Oui, je sais, on pourrait me dire (et à mon avis lui va me le dire) que moi, je ne m’y connais rien en vin, puisque je ne bois jamais d’alcool, mais tout de même j’ai déjà goûté du vin, champagne compris, de différentes « sortes » et de différents crus. Et je crois bien ne connaître personne qui n’ai jamais, jamais mangé de miel…
Je l’envie un peu, de n’avoir aucune idée du goût d’une chose aussi simple et aussi répandue, d’avoir encore la possibilité de découvrir un aliment aussi commun et riche que le miel.

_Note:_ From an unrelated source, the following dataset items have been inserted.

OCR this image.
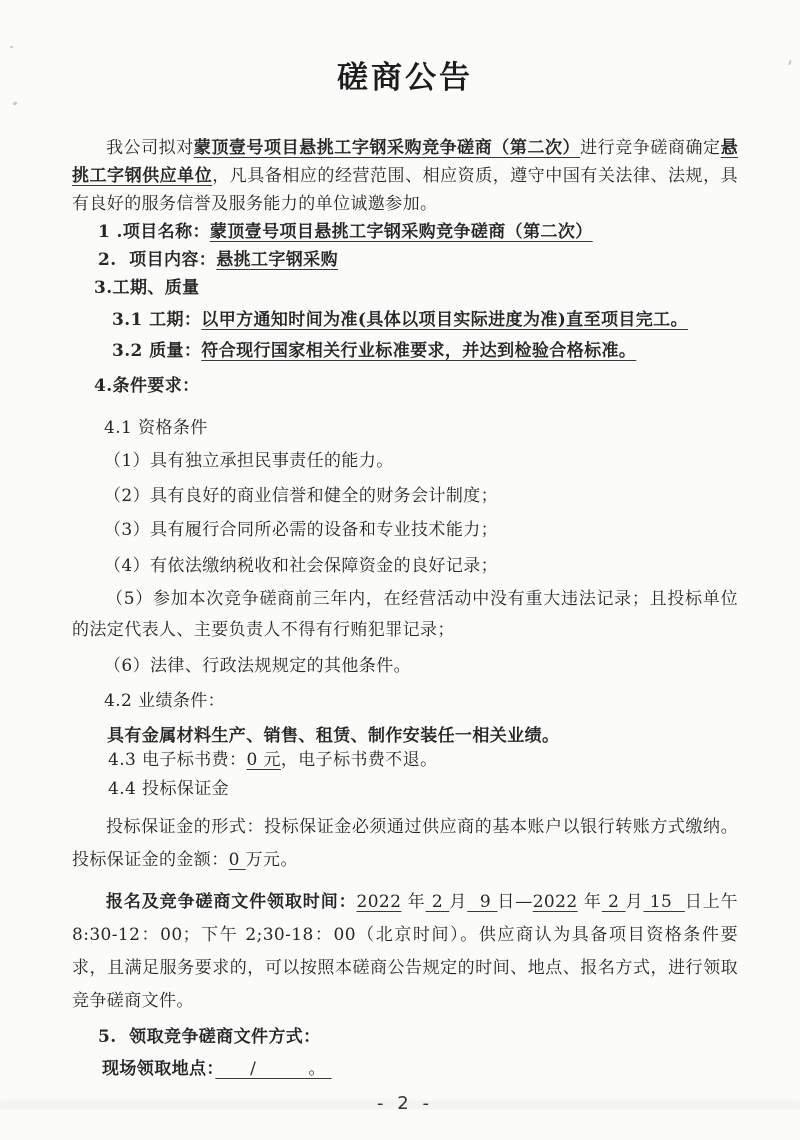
磋商公告

我公司拟对蒙顶壹号项目悬挑工字钢采购竞争磋商（第二次）进行竞争磋商确定悬挑工字钢供应单位，凡具备相应的经营范围、相应资质，遵守中国有关法律、法规，具有良好的服务信誉及服务能力的单位诚邀参加。

1 .项目名称：蒙顶壹号项目悬挑工字钢采购竞争磋商（第二次）

2.  项目内容：悬挑工字钢采购

3.工期、质量

3.1 工期：以甲方通知时间为准(具体以项目实际进度为准)直至项目完工。

3.2 质量：符合现行国家相关行业标准要求，并达到检验合格标准。

4.条件要求：

4.1 资格条件

（1）具有独立承担民事责任的能力。

（2）具有良好的商业信誉和健全的财务会计制度；

（3）具有履行合同所必需的设备和专业技术能力；

（4）有依法缴纳税收和社会保障资金的良好记录；

（5）参加本次竞争磋商前三年内，在经营活动中没有重大违法记录；且投标单位的法定代表人、主要负责人不得有行贿犯罪记录；

（6）法律、行政法规规定的其他条件。

4.2 业绩条件：

具有金属材料生产、销售、租赁、制作安装任一相关业绩。

4.3 电子标书费：0 元，电子标书费不退。

4.4 投标保证金

投标保证金的形式：投标保证金必须通过供应商的基本账户以银行转账方式缴纳。投标保证金的金额：0 万元。

报名及竞争磋商文件领取时间：2022 年 2 月  9 日—2022 年 2 月 15  日上午 8:30-12：00；下午 2;30-18：00（北京时间）。供应商认为具备项目资格条件要求，且满足服务要求的，可以按照本磋商公告规定的时间、地点、报名方式，进行领取竞争磋商文件。

5.  领取竞争磋商文件方式：

现场领取地点：　　/　　　。

- 2 -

Dans mon mail (admirez les allitérations communes avec le mot « miel »…) je lui parlais du miel de châtaignier, mais bon, on va y aller molo, là, le miel de châtaignier est vraiment fort, âpre et corsé (moi je l’aime comme ça)… et je ne pensais pas m’adresser à quelqu’un d’aussi vierge en la matière.

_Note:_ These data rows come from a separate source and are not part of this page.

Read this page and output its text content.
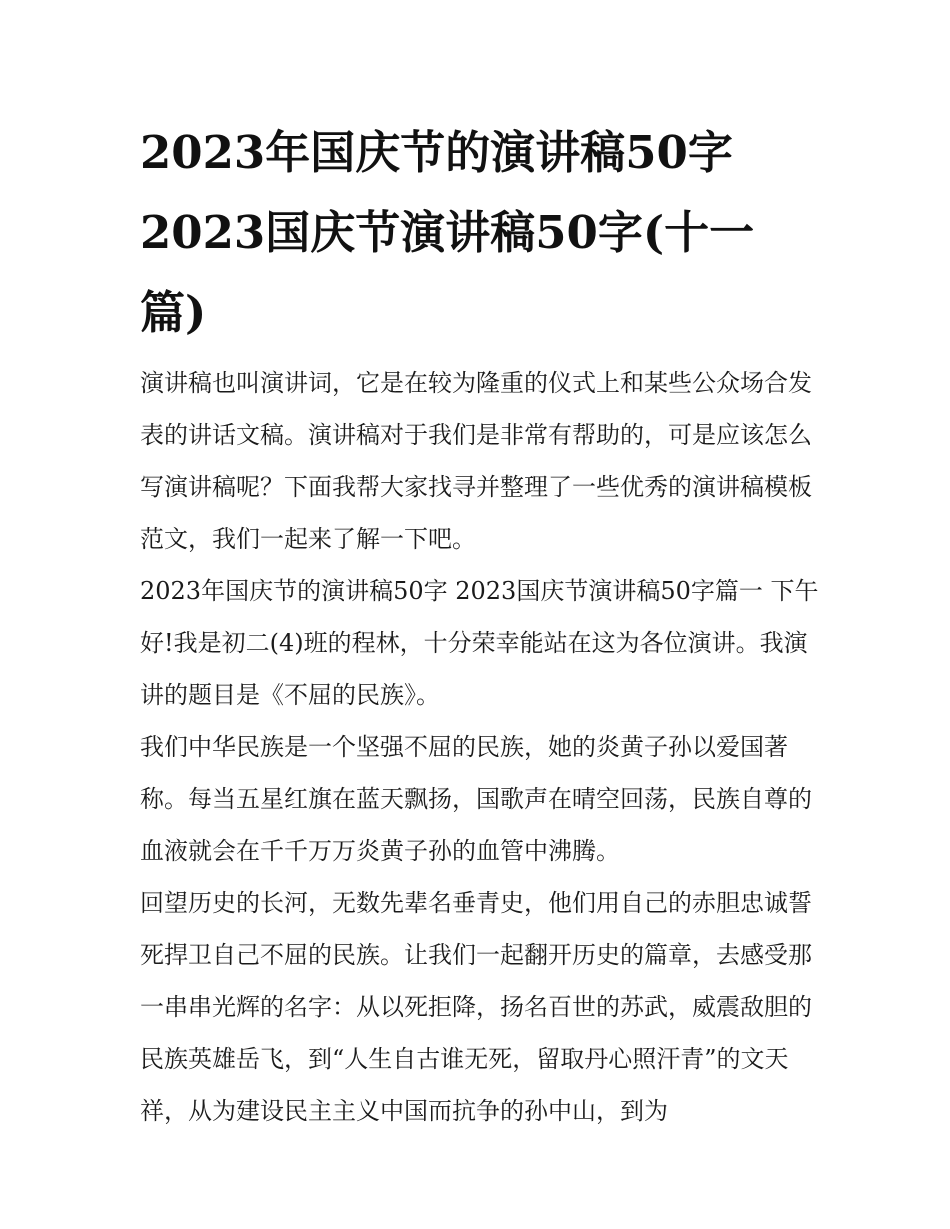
2023年国庆节的演讲稿50字 2023国庆节演讲稿50字(十一篇)

演讲稿也叫演讲词，它是在较为隆重的仪式上和某些公众场合发表的讲话文稿。演讲稿对于我们是非常有帮助的，可是应该怎么写演讲稿呢？下面我帮大家找寻并整理了一些优秀的演讲稿模板范文，我们一起来了解一下吧。

2023年国庆节的演讲稿50字 2023国庆节演讲稿50字篇一 下午好!我是初二(4)班的程林，十分荣幸能站在这为各位演讲。我演讲的题目是《不屈的民族》。

我们中华民族是一个坚强不屈的民族，她的炎黄子孙以爱国著称。每当五星红旗在蓝天飘扬，国歌声在晴空回荡，民族自尊的血液就会在千千万万炎黄子孙的血管中沸腾。

回望历史的长河，无数先辈名垂青史，他们用自己的赤胆忠诚誓死捍卫自己不屈的民族。让我们一起翻开历史的篇章，去感受那一串串光辉的名字：从以死拒降，扬名百世的苏武，威震敌胆的民族英雄岳飞，到“人生自古谁无死，留取丹心照汗青”的文天祥，从为建设民主主义中国而抗争的孙中山，到为
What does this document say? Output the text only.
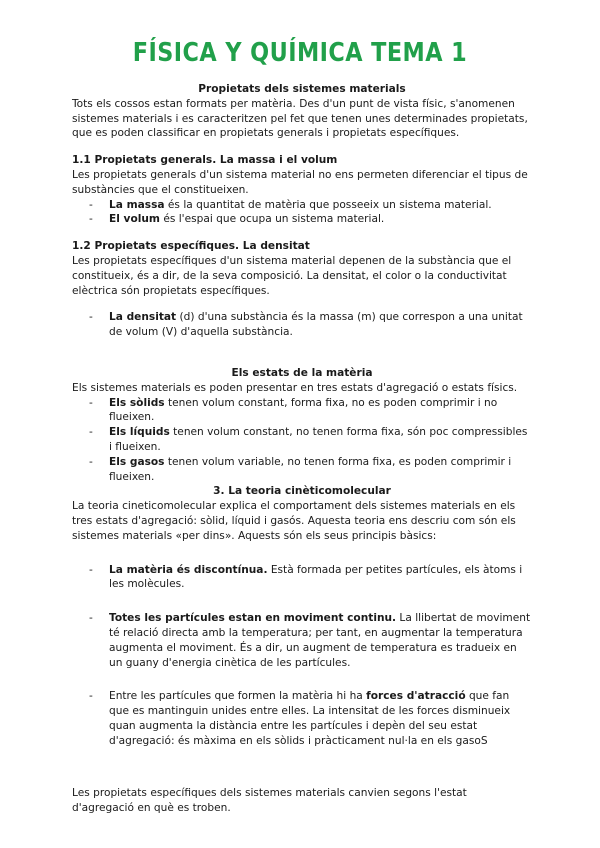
FÍSICA Y QUÍMICA TEMA 1

Propietats dels sistemes materials

Tots els cossos estan formats per matèria. Des d'un punt de vista físic, s'anomenen sistemes materials i es caracteritzen pel fet que tenen unes determinades propietats, que es poden classificar en propietats generals i propietats específiques.

1.1 Propietats generals. La massa i el volum

Les propietats generals d'un sistema material no ens permeten diferenciar el tipus de substàncies que el constitueixen.

- La massa és la quantitat de matèria que posseeix un sistema material.
- El volum és l'espai que ocupa un sistema material.

1.2 Propietats específiques. La densitat

Les propietats específiques d'un sistema material depenen de la substància que el constitueix, és a dir, de la seva composició. La densitat, el color o la conductivitat elèctrica són propietats específiques.

- La densitat (d) d'una substància és la massa (m) que correspon a una unitat de volum (V) d'aquella substància.

Els estats de la matèria

Els sistemes materials es poden presentar en tres estats d'agregació o estats físics.

- Els sòlids tenen volum constant, forma fixa, no es poden comprimir i no flueixen.
- Els líquids tenen volum constant, no tenen forma fixa, són poc compressibles i flueixen.
- Els gasos tenen volum variable, no tenen forma fixa, es poden comprimir i flueixen.

3. La teoria cinèticomolecular

La teoria cineticomolecular explica el comportament dels sistemes materials en els tres estats d'agregació: sòlid, líquid i gasós. Aquesta teoria ens descriu com són els sistemes materials «per dins». Aquests són els seus principis bàsics:

- La matèria és discontínua. Està formada per petites partícules, els àtoms i les molècules.
- Totes les partícules estan en moviment continu. La llibertat de moviment té relació directa amb la temperatura; per tant, en augmentar la temperatura augmenta el moviment. És a dir, un augment de temperatura es tradueix en un guany d'energia cinètica de les partícules.
- Entre les partícules que formen la matèria hi ha forces d'atracció que fan que es mantinguin unides entre elles. La intensitat de les forces disminueix quan augmenta la distància entre les partícules i depèn del seu estat d'agregació: és màxima en els sòlids i pràcticament nul·la en els gasoS

Les propietats específiques dels sistemes materials canvien segons l'estat d'agregació en què es troben.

(en photo les différentes couleurs du miel)
C’est étrange comme on peut se tromper sur les personnes : je croyais que Marc était un homme ne sortant quasiment jamais, consacrant sa vie à écrire et à lire, une sorte d’ours, mais manifestement non, ou alors un ours qui n’a jamais goûté de miel… un bien étrange ours…
Marc est un écrivain remarquable, curieux de plein de choses, un grand lecteur aussi, mais pas curieux au point de goûter au miel… et je me suis demandé s’il avait déjà employé le mot « miel » dans ses écrits…
J’ai fouillé un peu dans ses textes et dans son carnet et j’ai trouvé ces trois phrases :
Le livre que j’écris aujourd’hui, plus tard je pourrai le manger, et le goût de ses pages sera doux comme du miel.
Enrobez-nous de miel, s’il vous plaît.
Je me souviens de tes yeux me regardant (…), ils s’ouvraient si grands, je n’aurais jamais pensé que la pupille puisse se dilater autant, tu avais des yeux d’une taille surhumaine, je m’y baignais, ils m’enveloppaient comme un manteau de miel.
De savoir que ces mots ont été écrits sans connaître le goût du miel me fait bizarre, je crois que pour Marc miel = douceur (comme il l’écrit dans le mail, le miel est seulement utilisé de façon métaphorique), il faut donc éviter de lui faire goûter du miel de châtaignier…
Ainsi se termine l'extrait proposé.